HLIB Research expects the lacklustre CPO price sentiment to persist in the next few months, possibly until the second quarter.

The projection is based on several factors, including the unattractive price discount of CPO against soybean oil, with a value of US$258 per tonne at the end of 2023 compared to three-month and six-month averages of US$367 and US$499, respectively.

An unfavourable palm oil-gas oil spread that hampers palm-based biodiesel blending and elevated stock levels in key vegetable oil-importing countries, particularly China and India, are also contributing factors.

HLIB Research, however, believes the CPO price sentiment will likely improve once El Nino’s lagging impact on palm production is felt, likely by the end of the first half of 2024 (1H24) or early 2H24.

“Depending on intensity and timing of the occurrence, weather anomalies arising from El Nino will in turn result in lower fresh fruit bunch yield through bunch failure, floral abortion and prolonged male flowering phase,” it noted.

According to the research house, during the most recent two El Nino episodes, which occurred in 2009-2010 and 2015-2016, the impact on CPO yields was felt eight or nine months after the occurrence.

HLIB Research maintained its CPO price assumption, forecasting an average of RM4,000 per tonne in 2024.

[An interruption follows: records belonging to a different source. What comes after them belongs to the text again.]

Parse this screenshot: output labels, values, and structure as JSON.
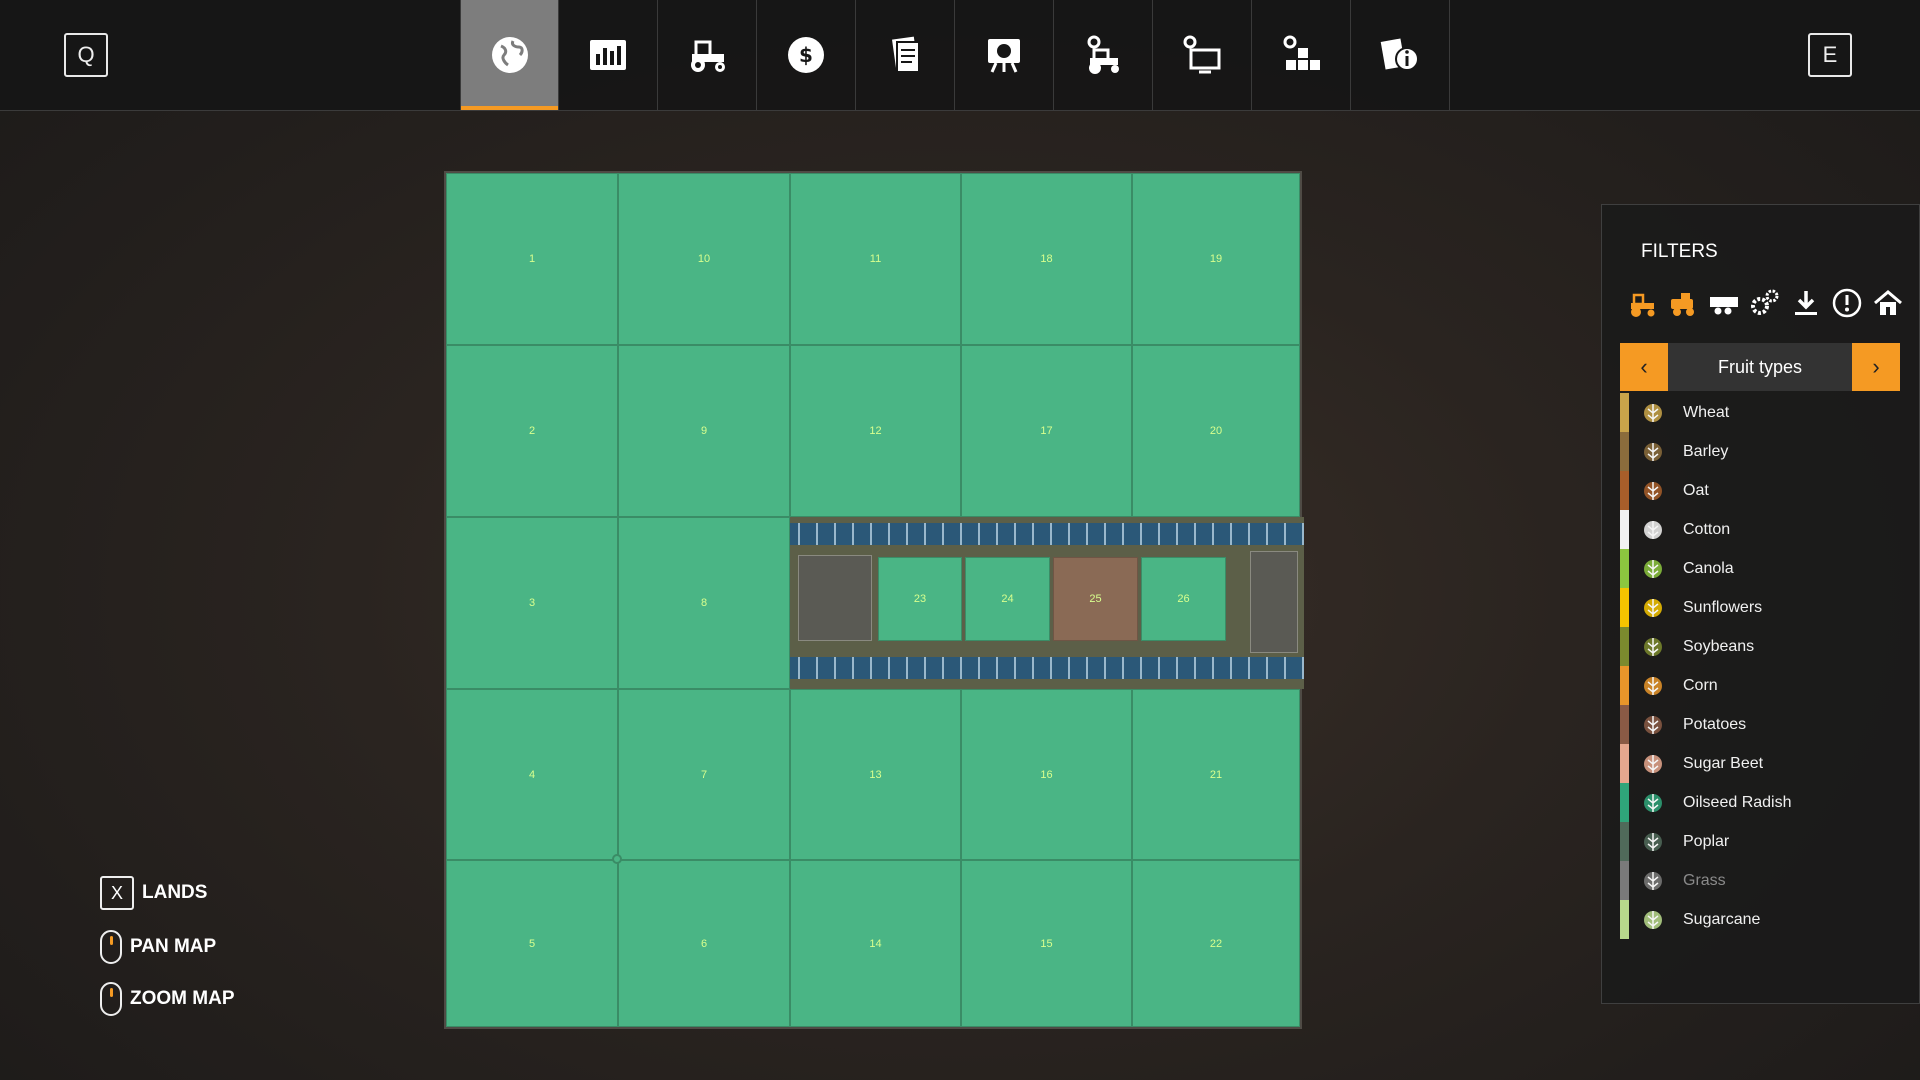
{
  "top": {
    "left_key": "Q",
    "right_key": "E"
  },
  "tabs": [
    {
      "icon": "globe-icon"
    },
    {
      "icon": "stats-icon"
    },
    {
      "icon": "tractor-icon"
    },
    {
      "icon": "money-icon"
    },
    {
      "icon": "contracts-icon"
    },
    {
      "icon": "animals-icon"
    },
    {
      "icon": "vehicle-settings-icon"
    },
    {
      "icon": "display-settings-icon"
    },
    {
      "icon": "production-icon"
    },
    {
      "icon": "help-info-icon"
    }
  ],
  "map": {
    "plots": [
      "1",
      "10",
      "11",
      "18",
      "19",
      "2",
      "9",
      "12",
      "17",
      "20",
      "3",
      "8",
      "23",
      "24",
      "25",
      "26",
      "4",
      "7",
      "13",
      "16",
      "21",
      "5",
      "6",
      "14",
      "15",
      "22"
    ]
  },
  "controls": {
    "lands_key": "X",
    "lands_label": "LANDS",
    "pan_label": "PAN MAP",
    "zoom_label": "ZOOM MAP"
  },
  "filters": {
    "title": "FILTERS",
    "selector_label": "Fruit types",
    "icons": [
      "tractor-icon",
      "harvester-icon",
      "trailer-icon",
      "tools-icon",
      "download-icon",
      "alert-icon",
      "home-icon"
    ],
    "fruits": [
      {
        "name": "Wheat",
        "color": "#c9a44a"
      },
      {
        "name": "Barley",
        "color": "#8b6c3c"
      },
      {
        "name": "Oat",
        "color": "#a85e2a"
      },
      {
        "name": "Cotton",
        "color": "#f2f2f2"
      },
      {
        "name": "Canola",
        "color": "#8cc63f"
      },
      {
        "name": "Sunflowers",
        "color": "#f5c400"
      },
      {
        "name": "Soybeans",
        "color": "#7b8a2e"
      },
      {
        "name": "Corn",
        "color": "#e8952a"
      },
      {
        "name": "Potatoes",
        "color": "#8a5a45"
      },
      {
        "name": "Sugar Beet",
        "color": "#e6a78e"
      },
      {
        "name": "Oilseed Radish",
        "color": "#2fa57a"
      },
      {
        "name": "Poplar",
        "color": "#506a5a"
      },
      {
        "name": "Grass",
        "color": "#7a7a7a"
      },
      {
        "name": "Sugarcane",
        "color": "#b8d98c"
      }
    ]
  }
}
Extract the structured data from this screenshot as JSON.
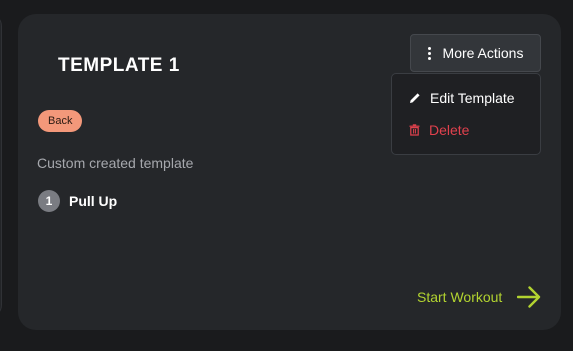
{
  "card": {
    "title": "TEMPLATE 1",
    "tag": "Back",
    "description": "Custom created template",
    "exercises": [
      {
        "number": "1",
        "name": "Pull Up"
      }
    ],
    "start_label": "Start Workout"
  },
  "actions": {
    "button_label": "More Actions",
    "menu": {
      "edit_label": "Edit Template",
      "delete_label": "Delete"
    }
  },
  "icons": {
    "more": "vertical-dots-icon",
    "edit": "pencil-icon",
    "delete": "trash-icon",
    "start": "arrow-right-icon"
  },
  "colors": {
    "background": "#1a1b1d",
    "card": "#25272a",
    "tag": "#f3987a",
    "accent": "#b2d330",
    "danger": "#e0414d"
  }
}
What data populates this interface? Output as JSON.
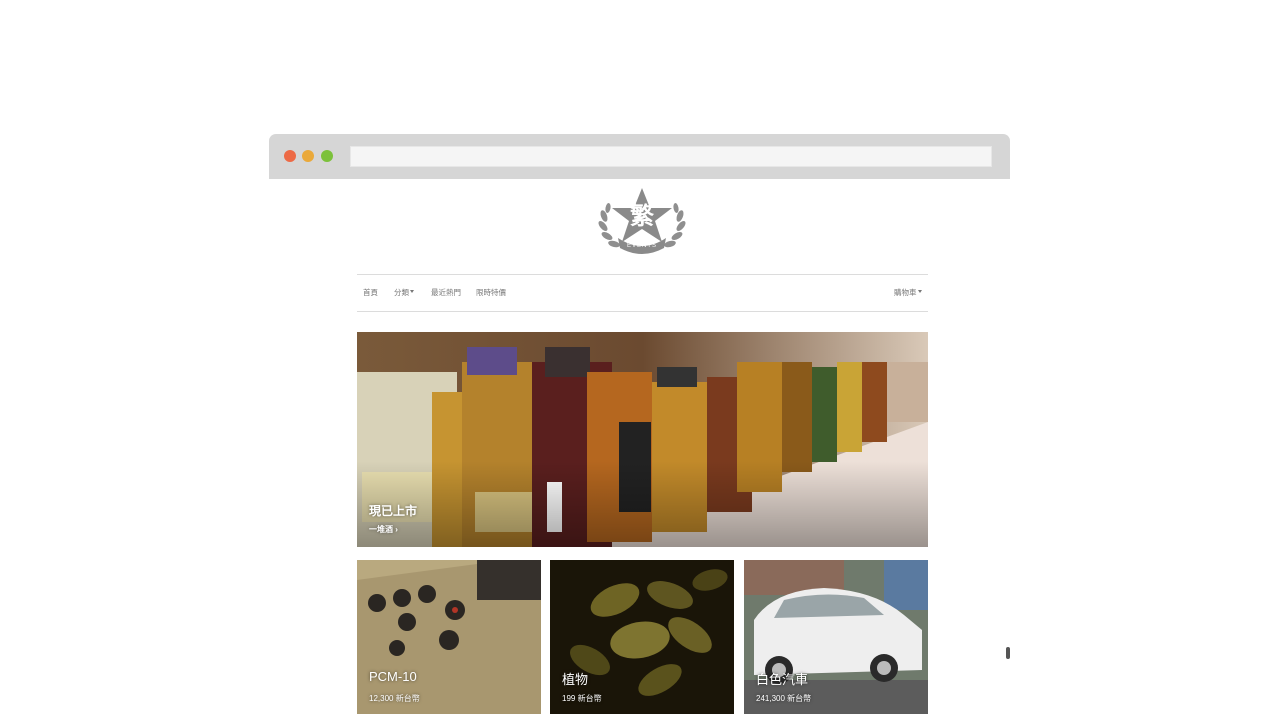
{
  "logo": {
    "char": "繁",
    "text": "EVENTS"
  },
  "nav": {
    "home": "首頁",
    "categories": "分類",
    "recent_hot": "最近熱門",
    "limited_offer": "限時特價",
    "cart": "購物車"
  },
  "hero": {
    "title": "現已上市",
    "subtitle": "一堆酒 ›"
  },
  "products": [
    {
      "name": "PCM-10",
      "price": "12,300 新台幣"
    },
    {
      "name": "植物",
      "price": "199 新台幣"
    },
    {
      "name": "白色汽車",
      "price": "241,300 新台幣"
    }
  ],
  "colors": {
    "dot_red": "#ed6a46",
    "dot_yellow": "#eaa93a",
    "dot_green": "#7cc13b",
    "nav_text": "#777777",
    "logo_gray": "#8a8a8a"
  }
}
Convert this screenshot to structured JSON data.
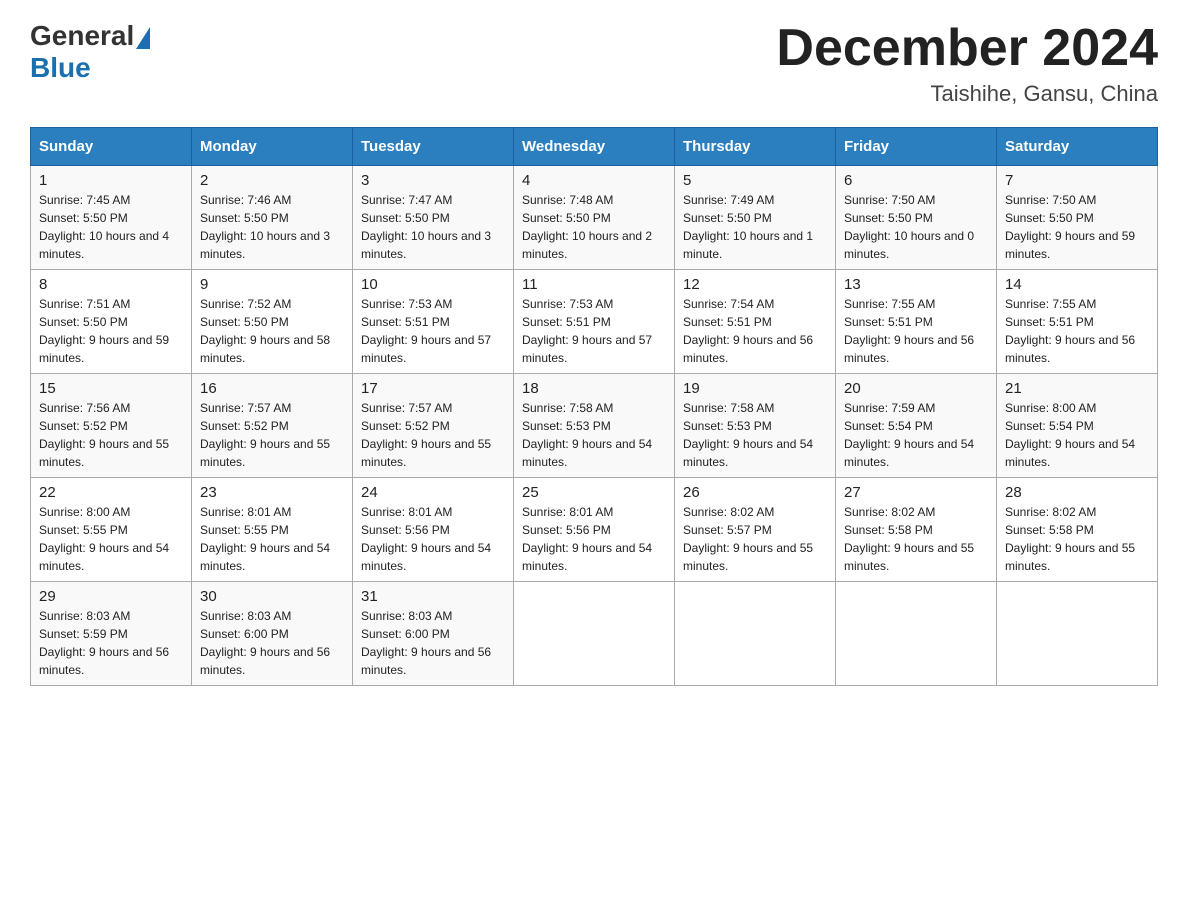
{
  "header": {
    "logo_general": "General",
    "logo_blue": "Blue",
    "month_year": "December 2024",
    "location": "Taishihe, Gansu, China"
  },
  "days_of_week": [
    "Sunday",
    "Monday",
    "Tuesday",
    "Wednesday",
    "Thursday",
    "Friday",
    "Saturday"
  ],
  "weeks": [
    [
      {
        "day": "1",
        "sunrise": "7:45 AM",
        "sunset": "5:50 PM",
        "daylight": "10 hours and 4 minutes."
      },
      {
        "day": "2",
        "sunrise": "7:46 AM",
        "sunset": "5:50 PM",
        "daylight": "10 hours and 3 minutes."
      },
      {
        "day": "3",
        "sunrise": "7:47 AM",
        "sunset": "5:50 PM",
        "daylight": "10 hours and 3 minutes."
      },
      {
        "day": "4",
        "sunrise": "7:48 AM",
        "sunset": "5:50 PM",
        "daylight": "10 hours and 2 minutes."
      },
      {
        "day": "5",
        "sunrise": "7:49 AM",
        "sunset": "5:50 PM",
        "daylight": "10 hours and 1 minute."
      },
      {
        "day": "6",
        "sunrise": "7:50 AM",
        "sunset": "5:50 PM",
        "daylight": "10 hours and 0 minutes."
      },
      {
        "day": "7",
        "sunrise": "7:50 AM",
        "sunset": "5:50 PM",
        "daylight": "9 hours and 59 minutes."
      }
    ],
    [
      {
        "day": "8",
        "sunrise": "7:51 AM",
        "sunset": "5:50 PM",
        "daylight": "9 hours and 59 minutes."
      },
      {
        "day": "9",
        "sunrise": "7:52 AM",
        "sunset": "5:50 PM",
        "daylight": "9 hours and 58 minutes."
      },
      {
        "day": "10",
        "sunrise": "7:53 AM",
        "sunset": "5:51 PM",
        "daylight": "9 hours and 57 minutes."
      },
      {
        "day": "11",
        "sunrise": "7:53 AM",
        "sunset": "5:51 PM",
        "daylight": "9 hours and 57 minutes."
      },
      {
        "day": "12",
        "sunrise": "7:54 AM",
        "sunset": "5:51 PM",
        "daylight": "9 hours and 56 minutes."
      },
      {
        "day": "13",
        "sunrise": "7:55 AM",
        "sunset": "5:51 PM",
        "daylight": "9 hours and 56 minutes."
      },
      {
        "day": "14",
        "sunrise": "7:55 AM",
        "sunset": "5:51 PM",
        "daylight": "9 hours and 56 minutes."
      }
    ],
    [
      {
        "day": "15",
        "sunrise": "7:56 AM",
        "sunset": "5:52 PM",
        "daylight": "9 hours and 55 minutes."
      },
      {
        "day": "16",
        "sunrise": "7:57 AM",
        "sunset": "5:52 PM",
        "daylight": "9 hours and 55 minutes."
      },
      {
        "day": "17",
        "sunrise": "7:57 AM",
        "sunset": "5:52 PM",
        "daylight": "9 hours and 55 minutes."
      },
      {
        "day": "18",
        "sunrise": "7:58 AM",
        "sunset": "5:53 PM",
        "daylight": "9 hours and 54 minutes."
      },
      {
        "day": "19",
        "sunrise": "7:58 AM",
        "sunset": "5:53 PM",
        "daylight": "9 hours and 54 minutes."
      },
      {
        "day": "20",
        "sunrise": "7:59 AM",
        "sunset": "5:54 PM",
        "daylight": "9 hours and 54 minutes."
      },
      {
        "day": "21",
        "sunrise": "8:00 AM",
        "sunset": "5:54 PM",
        "daylight": "9 hours and 54 minutes."
      }
    ],
    [
      {
        "day": "22",
        "sunrise": "8:00 AM",
        "sunset": "5:55 PM",
        "daylight": "9 hours and 54 minutes."
      },
      {
        "day": "23",
        "sunrise": "8:01 AM",
        "sunset": "5:55 PM",
        "daylight": "9 hours and 54 minutes."
      },
      {
        "day": "24",
        "sunrise": "8:01 AM",
        "sunset": "5:56 PM",
        "daylight": "9 hours and 54 minutes."
      },
      {
        "day": "25",
        "sunrise": "8:01 AM",
        "sunset": "5:56 PM",
        "daylight": "9 hours and 54 minutes."
      },
      {
        "day": "26",
        "sunrise": "8:02 AM",
        "sunset": "5:57 PM",
        "daylight": "9 hours and 55 minutes."
      },
      {
        "day": "27",
        "sunrise": "8:02 AM",
        "sunset": "5:58 PM",
        "daylight": "9 hours and 55 minutes."
      },
      {
        "day": "28",
        "sunrise": "8:02 AM",
        "sunset": "5:58 PM",
        "daylight": "9 hours and 55 minutes."
      }
    ],
    [
      {
        "day": "29",
        "sunrise": "8:03 AM",
        "sunset": "5:59 PM",
        "daylight": "9 hours and 56 minutes."
      },
      {
        "day": "30",
        "sunrise": "8:03 AM",
        "sunset": "6:00 PM",
        "daylight": "9 hours and 56 minutes."
      },
      {
        "day": "31",
        "sunrise": "8:03 AM",
        "sunset": "6:00 PM",
        "daylight": "9 hours and 56 minutes."
      },
      null,
      null,
      null,
      null
    ]
  ],
  "labels": {
    "sunrise": "Sunrise:",
    "sunset": "Sunset:",
    "daylight": "Daylight:"
  }
}
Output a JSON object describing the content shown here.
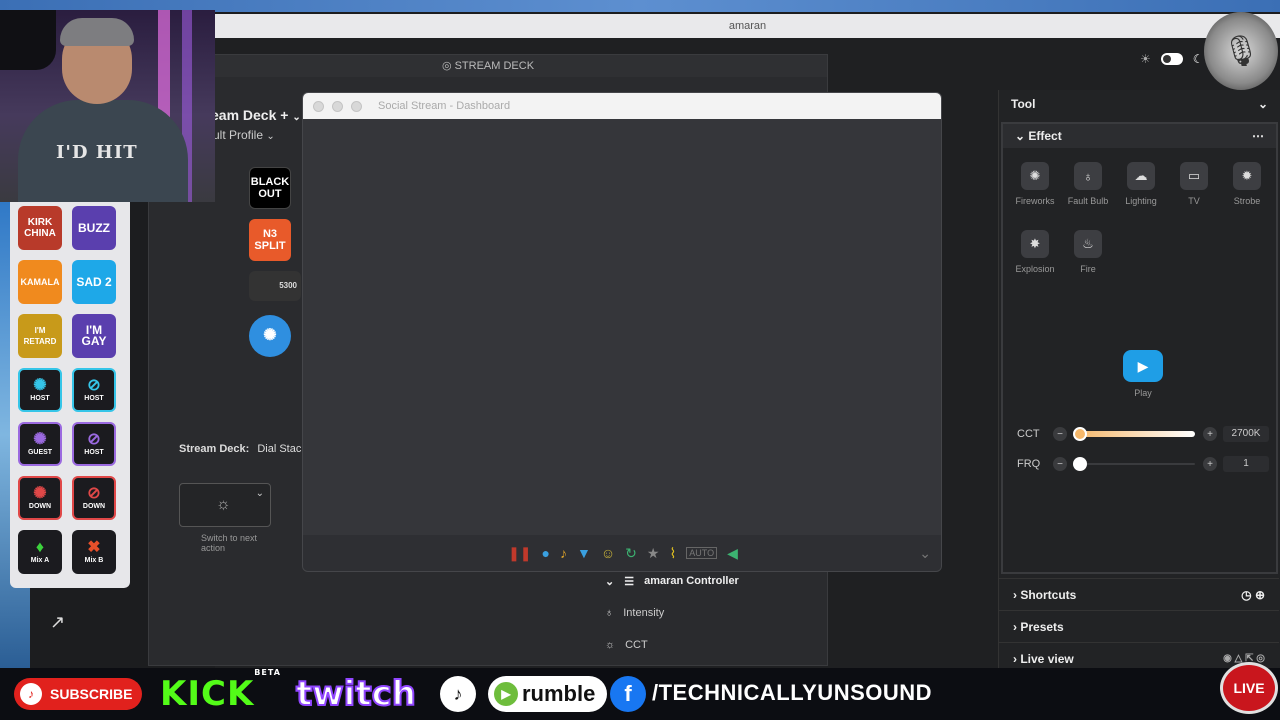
{
  "amaran": {
    "title": "amaran"
  },
  "stream_deck": {
    "window_title": "STREAM DECK",
    "device": "eam Deck +",
    "profile": "ult Profile",
    "keys": [
      {
        "label": "BLACK OUT",
        "color": "#000000"
      },
      {
        "label": "N3 SPLIT",
        "color": "#e85a2a"
      },
      {
        "label": "5300",
        "color": "#333333"
      },
      {
        "label": "",
        "color": "#2f8fe0"
      }
    ],
    "bottom_label": "Stream Deck:",
    "bottom_value": "Dial Stack",
    "switch_hint": "Switch to next action",
    "controller": "amaran Controller",
    "rows": [
      "Intensity",
      "CCT"
    ]
  },
  "tool_panel": {
    "title": "Tool",
    "effect_title": "Effect",
    "effects": [
      "Fireworks",
      "Fault Bulb",
      "Lighting",
      "TV",
      "Strobe",
      "Explosion",
      "Fire"
    ],
    "play_label": "Play",
    "cct": {
      "label": "CCT",
      "value": "2700K",
      "level": 0
    },
    "frq": {
      "label": "FRQ",
      "value": "1",
      "level": 0
    },
    "sections": [
      "Shortcuts",
      "Presets",
      "Live view"
    ]
  },
  "social_stream": {
    "title": "Social Stream - Dashboard"
  },
  "webcam": {
    "shirt_text": "I'D HIT"
  },
  "key_panel": {
    "keys": [
      {
        "label": "KIRK CHINA",
        "color": "#b83a2a"
      },
      {
        "label": "BUZZ",
        "color": "#5a3fae"
      },
      {
        "label": "KAMALA",
        "color": "#f08a1e"
      },
      {
        "label": "SAD 2",
        "color": "#1ea8e8"
      },
      {
        "label": "I'M RETARD",
        "color": "#c89a1a"
      },
      {
        "label": "I'M GAY",
        "color": "#5a3fae"
      },
      {
        "label": "HOST",
        "color": "#1b1b1f"
      },
      {
        "label": "HOST",
        "color": "#1b1b1f"
      },
      {
        "label": "GUEST",
        "color": "#1b1b1f"
      },
      {
        "label": "HOST",
        "color": "#1b1b1f"
      },
      {
        "label": "DOWN",
        "color": "#1b1b1f"
      },
      {
        "label": "DOWN",
        "color": "#1b1b1f"
      },
      {
        "label": "Mix A",
        "color": "#1b1b1f"
      },
      {
        "label": "Mix B",
        "color": "#1b1b1f"
      }
    ]
  },
  "social_bar": {
    "subscribe": "SUBSCRIBE",
    "kick": "KICK",
    "kick_badge": "BETA",
    "twitch": "twitch",
    "rumble": "rumble",
    "handle": "/TECHNICALLYUNSOUND",
    "live": "LIVE"
  }
}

Similarly, AmInvest Research anticipates an average CPO price of RM4,000 per tonne in 2024, which implies a trading range between RM3,500 and RM4,500 per tonne.

The research house said the improvement in CPO prices in 2024 is expected to be underpinned by strong demand from the biodiesel industry in Indonesia.

AmInvest Research said Indonesia’s biodiesel consumption is expected to rise by 16.5% to 11.7 million tonnes in 2024, mainly due to the full year impact of B35 fuel.

Indonesia started implementing a programme to use biodiesel with 35% blend of palm oil-based fuel, known as B35, from February 2023.

“Although B35 was rolled out in February 2023, it was only implemented in August as the infrastructure was not yet ready. Indonesia’s biodiesel consumption was estimated at 10 million tonnes in 2023,” the research firm said.

Both research houses have maintained their “neutral” stance on the plantation sector, while HLIB Research has named IOI Corp Bhd and Hap Seng Plantations Holdings Bhd as its top picks within the sector.